MARGIN L. SCHURKE, Executive Director

This order will be the final order of the agency unless appealed by filing a petition for review with the Commission pursuant to WAC 391-45-350.



[1]           At this stage of the proceedings, all of the facts alleged in a complaint are assumed to be true and provable. The question at hand is whether, as a matter of law, the complaint states a claim for relief available through unfair labor practice proceedings before the Public Employment Relations Commission.

[2]           The original statements of fact filed in these cases consisted of 10 single-spaced pages; the amended versions consist of 12 single-spaced pages.

[3]           Mehlhaff never explained away the portion of the cited section which excludes “those certificated employees hired to replace certificated employees who have been granted ... leave” from specified provisions of Chapter 28A.405 RCW.

[4]           Mehlhaff cites no authority for this conclusion or her distinction between work periods of more and less than 10 days.

[5]           The only incident involving Mehlhaff had occurred beyond the six month statute of limitations for filing unfair labor practice complaints imposed by RCW 41.59.150(1)

[6]           Other allegations in those complaints were referred to an Examiner for hearing. His decision dismissing most of the remaining allegations on their merits, Tacoma School District, Decision 5465-D (EDUC, 1997), is now before the Commission on a petition for review filed by Mehlhaff.
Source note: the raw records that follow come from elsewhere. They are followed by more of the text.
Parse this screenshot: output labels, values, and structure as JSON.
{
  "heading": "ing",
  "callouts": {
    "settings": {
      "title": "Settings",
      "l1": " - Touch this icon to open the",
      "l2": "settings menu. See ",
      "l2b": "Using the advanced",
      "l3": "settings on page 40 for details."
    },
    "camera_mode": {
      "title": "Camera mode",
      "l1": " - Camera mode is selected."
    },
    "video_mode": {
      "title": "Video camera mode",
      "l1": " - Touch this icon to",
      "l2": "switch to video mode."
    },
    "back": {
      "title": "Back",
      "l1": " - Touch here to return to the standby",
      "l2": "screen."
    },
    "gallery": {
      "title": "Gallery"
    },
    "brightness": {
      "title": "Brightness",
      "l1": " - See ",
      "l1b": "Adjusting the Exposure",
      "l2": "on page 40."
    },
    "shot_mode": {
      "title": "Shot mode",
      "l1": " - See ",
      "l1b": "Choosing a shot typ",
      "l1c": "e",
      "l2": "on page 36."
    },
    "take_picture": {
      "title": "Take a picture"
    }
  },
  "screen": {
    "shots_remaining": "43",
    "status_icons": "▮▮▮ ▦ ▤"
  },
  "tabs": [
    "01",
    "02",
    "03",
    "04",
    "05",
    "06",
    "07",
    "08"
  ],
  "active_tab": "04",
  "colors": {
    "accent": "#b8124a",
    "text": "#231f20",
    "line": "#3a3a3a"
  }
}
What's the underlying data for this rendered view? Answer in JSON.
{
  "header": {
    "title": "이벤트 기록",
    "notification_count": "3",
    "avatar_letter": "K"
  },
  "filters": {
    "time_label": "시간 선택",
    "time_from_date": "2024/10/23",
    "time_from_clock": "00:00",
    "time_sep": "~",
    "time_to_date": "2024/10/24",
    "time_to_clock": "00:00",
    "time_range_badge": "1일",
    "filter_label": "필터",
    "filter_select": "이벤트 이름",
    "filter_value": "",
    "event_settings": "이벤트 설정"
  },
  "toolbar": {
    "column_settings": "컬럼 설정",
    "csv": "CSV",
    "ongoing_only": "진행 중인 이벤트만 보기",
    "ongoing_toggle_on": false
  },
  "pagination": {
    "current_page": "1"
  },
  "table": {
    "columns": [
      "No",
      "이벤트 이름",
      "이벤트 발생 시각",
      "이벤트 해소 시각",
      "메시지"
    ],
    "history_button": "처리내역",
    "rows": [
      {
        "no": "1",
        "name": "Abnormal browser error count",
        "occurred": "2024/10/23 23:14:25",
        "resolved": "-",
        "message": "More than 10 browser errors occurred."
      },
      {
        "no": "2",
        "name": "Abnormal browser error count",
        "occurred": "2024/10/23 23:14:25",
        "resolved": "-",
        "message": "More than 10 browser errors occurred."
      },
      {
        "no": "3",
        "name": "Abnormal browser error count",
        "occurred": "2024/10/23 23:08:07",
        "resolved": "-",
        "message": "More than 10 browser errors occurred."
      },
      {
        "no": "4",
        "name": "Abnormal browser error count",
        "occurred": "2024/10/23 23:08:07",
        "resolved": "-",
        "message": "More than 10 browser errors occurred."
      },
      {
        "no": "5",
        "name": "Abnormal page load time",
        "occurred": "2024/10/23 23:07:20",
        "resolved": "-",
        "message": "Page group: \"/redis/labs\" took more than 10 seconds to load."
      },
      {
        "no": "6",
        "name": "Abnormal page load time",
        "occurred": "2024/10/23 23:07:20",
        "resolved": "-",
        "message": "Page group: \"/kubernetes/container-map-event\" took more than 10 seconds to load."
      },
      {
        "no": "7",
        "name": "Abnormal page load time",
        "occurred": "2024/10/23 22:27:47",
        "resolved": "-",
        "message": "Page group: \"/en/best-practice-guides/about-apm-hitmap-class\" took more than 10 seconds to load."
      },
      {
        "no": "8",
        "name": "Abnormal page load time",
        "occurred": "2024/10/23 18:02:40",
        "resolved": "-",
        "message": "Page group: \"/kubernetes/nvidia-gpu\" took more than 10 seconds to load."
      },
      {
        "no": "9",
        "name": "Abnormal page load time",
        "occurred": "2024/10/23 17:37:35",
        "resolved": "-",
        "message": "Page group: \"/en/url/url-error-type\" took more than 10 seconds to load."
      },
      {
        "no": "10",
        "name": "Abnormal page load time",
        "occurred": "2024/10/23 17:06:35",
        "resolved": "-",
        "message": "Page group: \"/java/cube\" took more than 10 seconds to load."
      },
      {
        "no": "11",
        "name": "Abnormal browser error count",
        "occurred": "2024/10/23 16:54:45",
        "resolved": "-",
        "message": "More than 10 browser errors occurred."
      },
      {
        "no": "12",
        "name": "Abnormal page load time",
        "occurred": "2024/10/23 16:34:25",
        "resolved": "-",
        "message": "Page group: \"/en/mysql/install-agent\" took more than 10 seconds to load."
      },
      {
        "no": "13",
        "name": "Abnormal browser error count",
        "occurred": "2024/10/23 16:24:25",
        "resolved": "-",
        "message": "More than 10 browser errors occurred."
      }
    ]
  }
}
[7]           No authority is cited for this contention.

[8]           The policy addresses amounts of sick leave, use of sick leave for family care, and job abandonment if an employee fails to follow proper procedures for notifying the employer of illness and return to work dates.

[9]           No authority is cited for the “five days” aspect of this formula.

[10]          Mehlhaff herself has been a union member since 1987. Tacoma School District, Decisions 5465-C and 5466-B (EDUC, 1997).

[11]          RCW41.59.060 (1).

[12]          RCW 41.59.090.

[13]          RCW 41. 59. 100.

[14]          RCW 41.59.140and.150.

[15]         Shoreline School District, Decision 5560 (PECB, 1996).

[16]         This includes distinguishing between bargaining unit members because of race, color, sex, religion, national origin, family connections, and internal union political disputes.

[17]         This pay rate distinction is consistent with the unchallenged provision, in Section 27 of the 1995-1998 collective bargaining agreement, specifying that substitute pay increase from $87 per day to $120 per day at the 16th consecutive day.

[18]         She was paid at the negotiated rate for substitute teachers.